Measuring the Request Latency and Response Latency will help point to whether or not it makes sense to decouple. First, some debugging capability is required inside the black-box application component to track how long a component processes from the time it receives a request to the time it sends out the result (I’m sure we all do this for all of our code already, right?). To facilitate debugging, I typically set a timestamp variable at the start of the component, and another at the end of the component, and if debugging is enabled, I pass the difference of the two to whatever I’m using for debugging (often just an HTML comment). This is the time to beat.
For the distributed component, one way to capture this latency is to spin up a simple “Hello World” application on the newly provisioned distributed application server (although to get a more realistic picture I’d probably send the same volume of data, or static result dump from the original component instead of the “Hello World” text). From the primary application server, I can run a CURL (PHP), or CFHTTP (ColdFusion), or whatever flavor of HTTP Request I prefer for that application. Before and after the request, the component should output a timestamp. The differences in the time stamps will give a good idea of the combined Request and Response latency. For even better insight, I could add a start timestamp and stop timestamp to the “Hello world” and pass that back to the application.
If the “Hello World” distributed application Request/Response Latency is longer than the black box Component Processing Latency, it’s time to scale up the “hardware” until there is a significant performance difference. In a cloud environment, this type of experimental scalability is possible, but for anyone using physical servers, this tactic may be cost prohibitive (and a clear indicator you should start using cloud resources right away).

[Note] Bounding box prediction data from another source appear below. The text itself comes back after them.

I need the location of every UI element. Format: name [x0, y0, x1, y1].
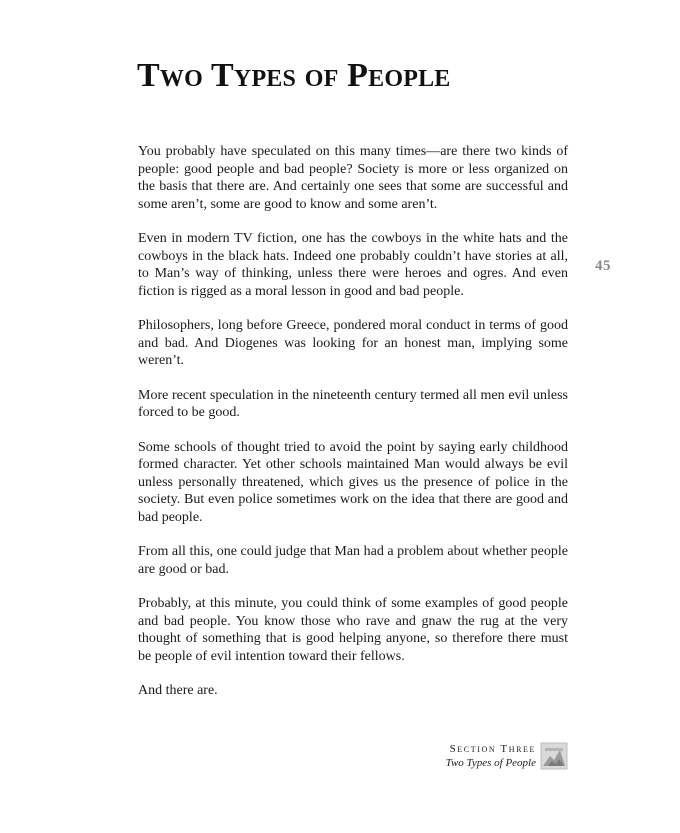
section-emblem-icon: [540, 742, 568, 770]
paragraph: And there are.: [138, 683, 218, 698]
running-footer: [446, 742, 536, 770]
paragraph: Even in modern TV fiction, one has the cowboys in the white hats and the cowboys in the black hats. Indeed one probably couldn’t have stories at all, to Man’s way of thinking, unless there were heroes and ogres. And even fiction is rigged as a moral lesson in good and bad people.: [138, 231, 568, 299]
paragraph: More recent speculation in the nineteenth century termed all men evil unless forced to be good.: [138, 387, 568, 420]
paragraph: Probably, at this minute, you could think of some examples of good people and bad people. You know those who rave and gnaw the rug at the very thought of something that is good helping anyone, so therefore there must be people of evil intention toward their fellows.: [138, 596, 568, 664]
footer-section-label: Section Three: [449, 743, 536, 755]
paragraph: From all this, one could judge that Man had a problem about whether people are good or bad.: [138, 544, 568, 577]
page-number: 45: [595, 258, 611, 274]
page-title: Two Types of People: [137, 57, 451, 94]
paragraph: Philosophers, long before Greece, pondered moral conduct in terms of good and bad. And Diogenes was looking for an honest man, implying some weren’t.: [138, 318, 568, 368]
footer-chapter-title: Two Types of People: [445, 757, 536, 769]
paragraph: Some schools of thought tried to avoid the point by saying early childhood formed character. Yet other schools maintained Man would always be evil unless personally threatened, which gives us the presence of police in the society. But even police sometimes work on the idea that there are good and bad people.: [138, 439, 568, 525]
body-text: [138, 143, 568, 717]
paragraph: You probably have speculated on this many times—are there two kinds of people: good people and bad people? Society is more or less organized on the basis that there are. And certainly one sees that some are successful and some aren’t, some are good to know and some aren’t.: [138, 144, 568, 212]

Once the performance target is identified, it’s time to decide if the cost of the “infrastructure” is worth the gains from reworking code to support distributed a distributed application architecture.
If there is no real difference between the black-box component and the distributed component, then it may be necessary to look for performance bottlenecks elsewhere in the overall application architecture (database performance, client connections to Web servers, under-provisioned network connections, rogue processes, etc.).
So, to boil it all down to a theory, if the Request/Response latency in a distributed application network is lower than the processing time for a black-box component, that component may be a good candidate for repackaging as a distributed application.
I have a several projects on my plate this month that will let me test out this metric. It may be an oversimplified approach to a complex problem, but when working with a few million lines of spaghetti code, you’ve got to start somewhere.